With his quick wit and dapper sense of style, he was also a popular guest on television programs like “The Colbert Report” and radio programs like the NPR quiz show “Ask Me Another,” whose host, Ophira Eisenberg, wondered whether spies really liked their drinks shaken, not stirred.
“How do you like your drinks?” she asked.
Without missing a beat, he replied, “One after another.”
Edwin Peter Earnest was born on Jan. 1, 1934, in Edinburgh, where his father, Edwin Burchett Earnest, was serving as a diplomat at the U.S. consulate. His mother, Emily (Keating) Earnest, who was born in England, was a homemaker.
The family returned to the United States in 1939 and settled in Bethesda, Md. Peter’s father died of a brain tumor in 1946; his mother then became an American citizen and went to work for the State Department.
Mr. Earnest graduated from Georgetown University in 1955 with a degree in history and political science and immediately joined the Marine Corps, where he served a tour in Japan. When he returned, his fiancée, Janet Chesney, who already worked at a C.I.A. field office in Washington, urged her superiors to recruit him.
His marriage to Ms. Chesney ended in divorce. He married Ms. Rice, who also worked at the C.I.A., in 1988. Along with her, he is survived by four daughters, Nancy Cintorino, Carol Earnest, Patricia Earnest and Sheila Gorman, all from his first marriage; six grandchildren; and eight great-grandchildren.
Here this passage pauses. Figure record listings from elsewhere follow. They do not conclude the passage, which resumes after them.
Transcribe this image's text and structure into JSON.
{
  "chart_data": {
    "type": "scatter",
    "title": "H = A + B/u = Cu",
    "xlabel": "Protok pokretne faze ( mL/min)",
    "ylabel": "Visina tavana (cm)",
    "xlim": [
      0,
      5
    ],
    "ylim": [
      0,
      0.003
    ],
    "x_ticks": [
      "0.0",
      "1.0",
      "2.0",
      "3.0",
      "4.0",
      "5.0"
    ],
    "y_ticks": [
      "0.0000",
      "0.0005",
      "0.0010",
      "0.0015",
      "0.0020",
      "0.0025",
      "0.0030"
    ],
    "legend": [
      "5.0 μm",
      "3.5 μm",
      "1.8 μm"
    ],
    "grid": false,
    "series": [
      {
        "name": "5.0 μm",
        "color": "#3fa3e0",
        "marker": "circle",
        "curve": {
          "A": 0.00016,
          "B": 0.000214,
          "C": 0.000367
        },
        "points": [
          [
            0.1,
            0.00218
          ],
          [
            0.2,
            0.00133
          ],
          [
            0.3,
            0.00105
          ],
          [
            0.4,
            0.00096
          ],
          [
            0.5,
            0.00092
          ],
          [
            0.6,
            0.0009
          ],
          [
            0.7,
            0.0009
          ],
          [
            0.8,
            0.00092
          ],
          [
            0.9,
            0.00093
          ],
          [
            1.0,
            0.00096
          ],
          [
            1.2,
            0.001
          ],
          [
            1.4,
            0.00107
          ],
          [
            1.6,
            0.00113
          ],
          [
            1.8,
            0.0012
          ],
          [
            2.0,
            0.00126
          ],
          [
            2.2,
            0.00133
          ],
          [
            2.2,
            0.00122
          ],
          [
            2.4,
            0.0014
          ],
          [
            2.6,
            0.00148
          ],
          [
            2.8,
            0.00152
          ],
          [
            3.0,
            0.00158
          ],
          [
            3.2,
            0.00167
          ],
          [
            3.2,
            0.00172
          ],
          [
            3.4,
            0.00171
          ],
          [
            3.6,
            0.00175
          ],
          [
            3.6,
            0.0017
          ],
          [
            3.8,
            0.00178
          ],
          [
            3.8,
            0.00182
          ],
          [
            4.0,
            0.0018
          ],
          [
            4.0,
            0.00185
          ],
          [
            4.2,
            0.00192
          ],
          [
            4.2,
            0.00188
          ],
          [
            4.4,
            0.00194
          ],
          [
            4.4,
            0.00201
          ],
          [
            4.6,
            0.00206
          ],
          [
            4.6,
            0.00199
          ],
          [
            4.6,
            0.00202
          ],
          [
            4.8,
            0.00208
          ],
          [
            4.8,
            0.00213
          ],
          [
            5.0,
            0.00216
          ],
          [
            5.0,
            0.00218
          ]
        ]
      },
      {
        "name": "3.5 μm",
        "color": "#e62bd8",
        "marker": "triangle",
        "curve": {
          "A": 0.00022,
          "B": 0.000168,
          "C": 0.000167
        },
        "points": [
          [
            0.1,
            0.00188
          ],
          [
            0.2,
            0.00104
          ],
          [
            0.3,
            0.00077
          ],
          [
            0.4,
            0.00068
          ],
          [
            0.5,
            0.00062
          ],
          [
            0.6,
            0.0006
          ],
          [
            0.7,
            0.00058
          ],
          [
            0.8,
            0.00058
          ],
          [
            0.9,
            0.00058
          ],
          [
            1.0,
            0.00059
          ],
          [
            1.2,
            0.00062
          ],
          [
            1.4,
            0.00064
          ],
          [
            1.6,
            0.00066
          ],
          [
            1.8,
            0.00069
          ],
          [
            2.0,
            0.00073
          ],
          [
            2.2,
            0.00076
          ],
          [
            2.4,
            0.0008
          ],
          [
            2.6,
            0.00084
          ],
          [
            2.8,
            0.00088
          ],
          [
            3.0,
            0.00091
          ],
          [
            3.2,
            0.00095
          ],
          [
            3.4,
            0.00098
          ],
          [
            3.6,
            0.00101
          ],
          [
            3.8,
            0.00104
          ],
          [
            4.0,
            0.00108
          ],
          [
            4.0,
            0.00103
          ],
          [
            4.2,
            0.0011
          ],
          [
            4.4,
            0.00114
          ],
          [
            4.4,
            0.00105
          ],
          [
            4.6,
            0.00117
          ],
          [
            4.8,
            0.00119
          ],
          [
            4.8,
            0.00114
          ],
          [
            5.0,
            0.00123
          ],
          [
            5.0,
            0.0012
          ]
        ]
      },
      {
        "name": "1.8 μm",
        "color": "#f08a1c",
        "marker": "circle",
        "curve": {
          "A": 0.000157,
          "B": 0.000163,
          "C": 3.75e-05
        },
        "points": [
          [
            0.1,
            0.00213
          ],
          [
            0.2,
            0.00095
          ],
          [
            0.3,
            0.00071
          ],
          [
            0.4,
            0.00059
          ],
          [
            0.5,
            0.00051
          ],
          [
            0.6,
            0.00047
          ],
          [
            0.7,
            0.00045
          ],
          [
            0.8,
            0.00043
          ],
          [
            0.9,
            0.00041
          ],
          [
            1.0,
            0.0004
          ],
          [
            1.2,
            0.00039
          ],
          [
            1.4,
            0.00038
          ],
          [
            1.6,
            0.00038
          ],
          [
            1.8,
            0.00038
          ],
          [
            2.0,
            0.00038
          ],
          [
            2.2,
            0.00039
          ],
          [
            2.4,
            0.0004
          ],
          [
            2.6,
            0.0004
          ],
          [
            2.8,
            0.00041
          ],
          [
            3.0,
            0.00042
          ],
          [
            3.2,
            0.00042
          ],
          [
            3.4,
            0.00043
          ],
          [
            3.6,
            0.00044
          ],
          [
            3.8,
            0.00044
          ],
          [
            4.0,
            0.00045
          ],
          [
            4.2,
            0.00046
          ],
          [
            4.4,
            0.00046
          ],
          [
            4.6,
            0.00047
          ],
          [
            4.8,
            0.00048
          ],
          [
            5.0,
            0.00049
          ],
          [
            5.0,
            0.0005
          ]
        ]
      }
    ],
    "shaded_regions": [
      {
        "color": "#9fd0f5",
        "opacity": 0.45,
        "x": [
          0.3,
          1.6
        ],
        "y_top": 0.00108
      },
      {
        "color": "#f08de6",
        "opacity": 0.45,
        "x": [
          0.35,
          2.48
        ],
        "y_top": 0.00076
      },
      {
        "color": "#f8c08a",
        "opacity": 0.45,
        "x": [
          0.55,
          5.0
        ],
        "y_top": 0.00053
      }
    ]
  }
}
Mr. Earnest worked in the agency’s clandestine service for 25 years, after which he worked in its inspector general’s office and as its Senate liaison. He arrived in the late 1970s to smooth relations with Congress after the so-called Church Committee revealed the C.I.A.’s years of involvement in coups and assassinations.
While Mr. Earnest was careful not to glamorize intelligence work, he also seemed to enjoy occasionally pulling back the curtain on the life of the spy.
In an interview for the International Spy Museum, he recounted being assigned to plant a bug in the house of someone whom his superiors suspected of being a double agent. One night the suspect invited Mr. Earnest and his wife to a small reception at his house.
When the host wasn’t looking, Mr. Earnest, dressed in a tuxedo, slipped downstairs to the man’s office, where he slid under his desk, drilled a hole and planted a listening device, laying a handkerchief over his chest to catch the sawdust. He returned to the party unnoticed.
It was, he said, his “Bond moment,” and it worked: The bug captured a conversation between the suspect and his handler on the other side.
“But for a moment,” he said, “lying under that desk, I had to think what my response would have been had he come into that office.”